Durante a tarde, foram alternando para transmitir uma mensagem de tranquilidade ao país. Mas sobretudo de mudança. A esperança tornou-se uma realidade naquele dia. Manuela já acreditava numa mudança. “Havia uma crença muito grande porque havia a noção de que aquele tipo de situação não se poderia manter. Era contra o que se passava na Europa e contra a vontade de uma parte significativa do povo português”, reflete.

“Não sabíamos se estávamos a dar a cara e à noite íamos presos”

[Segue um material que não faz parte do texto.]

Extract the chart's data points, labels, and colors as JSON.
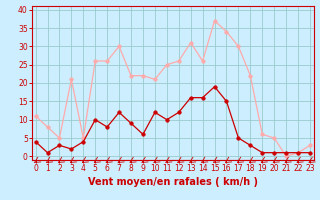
{
  "xlabel": "Vent moyen/en rafales ( km/h )",
  "x": [
    0,
    1,
    2,
    3,
    4,
    5,
    6,
    7,
    8,
    9,
    10,
    11,
    12,
    13,
    14,
    15,
    16,
    17,
    18,
    19,
    20,
    21,
    22,
    23
  ],
  "mean_wind": [
    4,
    1,
    3,
    2,
    4,
    10,
    8,
    12,
    9,
    6,
    12,
    10,
    12,
    16,
    16,
    19,
    15,
    5,
    3,
    1,
    1,
    1,
    1,
    1
  ],
  "gust_wind": [
    11,
    8,
    5,
    21,
    5,
    26,
    26,
    30,
    22,
    22,
    21,
    25,
    26,
    31,
    26,
    37,
    34,
    30,
    22,
    6,
    5,
    0,
    1,
    3
  ],
  "mean_color": "#cc0000",
  "gust_color": "#ffaaaa",
  "bg_color": "#cceeff",
  "grid_color": "#99cccc",
  "axis_color": "#cc0000",
  "label_color": "#cc0000",
  "ylim": [
    -1,
    41
  ],
  "yticks": [
    0,
    5,
    10,
    15,
    20,
    25,
    30,
    35,
    40
  ],
  "xticks": [
    0,
    1,
    2,
    3,
    4,
    5,
    6,
    7,
    8,
    9,
    10,
    11,
    12,
    13,
    14,
    15,
    16,
    17,
    18,
    19,
    20,
    21,
    22,
    23
  ],
  "xlim": [
    -0.3,
    23.3
  ],
  "tick_fontsize": 5.5,
  "xlabel_fontsize": 7,
  "linewidth": 0.9,
  "markersize": 2.5
}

Era um dia recheado de emoção. E muita tensão. António ainda não conseguia perceber o alcance do acontecimento. A tentativa de golpe militar das Caldas da Rainha, a 16 de março de 1974, deixava antever uma tentativa de mudança mas, para António, nada era certo. “Nós não sabíamos se estávamos a dar a cara e à noite íamos presos por colaboração com uma tentativa de revolução, havia uma tensão muito grande.” A incerteza e a tensão ainda imperavam quando o MFA libertou “um povo amordaçado”, nas palavras de Manuela.

O jornalismo também mudou naquele dia, inevitavelmente. Na opinião de Manuela, o que se fazia antes do 25 de abril “nem se podia chamar de jornalismo”. De um momento para o outro, liberdade passou a ser palavra de ordem. António recorda bem a “loucura” que foram esses tempos. “Toda a gente queria falar e dar a sua opinião, toda a gente queria aparecer e mostrar as más condições em que vivia. As pessoas já não tinham medo, e isso foi muito importante.”

Para Manuela, o fator crítico do regime salazarista estava prestes a mudar. “O mais grave daquele regime era o facto de estarmos fechados ao que se passava no mundo, e ainda hoje pagamos essa fatura, porque a Europa evoluiu imenso no pós-guerra e nós ficamos parados no tempo.” A televisão tornou-se, com a mudança, um meio ideal para transmitir uma nova mensagem, uma nova esperança.

“As pessoas criaram uma ligação muito forte com a RTP”

“As pessoas criaram uma afetividade muito grande com a televisão, sobretudo porque tinha imagem”, anuncia Manuela. As pessoas podiam ver o que se estava a passar, algo que transformou a televisão num meio privilegiado. Tal como Manuela, António Vidal sentia-se um protagonista. “Os meus amigos foram todos para minha casa e, durante quase dois dias, estiveram por lá e iam telefonando para saber o que se estava a passar.”

O que se seguiu foi o início de um novo país. Um país que falava e discutia os problemas. “A nível profissional, o ano que se seguiu foi muito marcante.” Manuela conta como havia uma necessidade de deixar falar as pessoas, de mostrar o que se passava no país. O trabalho nesses tempos era estimulante e andava de mãos dadas com a perspetiva de uma nova realidade. “Havia muita alegria no ar, foram dias inesquecíveis”, são as palavras de António, que partilha um pedaço da história do país como seu.

Hoje, ambos olham para esse dia e para esse ano como um símbolo de mudança. Com alguma saudade, também. “Eu acho que todos as pessoas deviam passar por um momento daqueles”, solta António, quase em jeito de conselho. Manuela sente-se uma privilegiada. “Às vezes pergunto-me se, passados tantos anos, não estarei a mistificar um pouco aquele momento?” A pergunta é imediatamente substituída por uma resposta: “Acho que não, mantenho uma ideia muito clara daquilo, é uma imagem muito forte, muito forte mesmo”.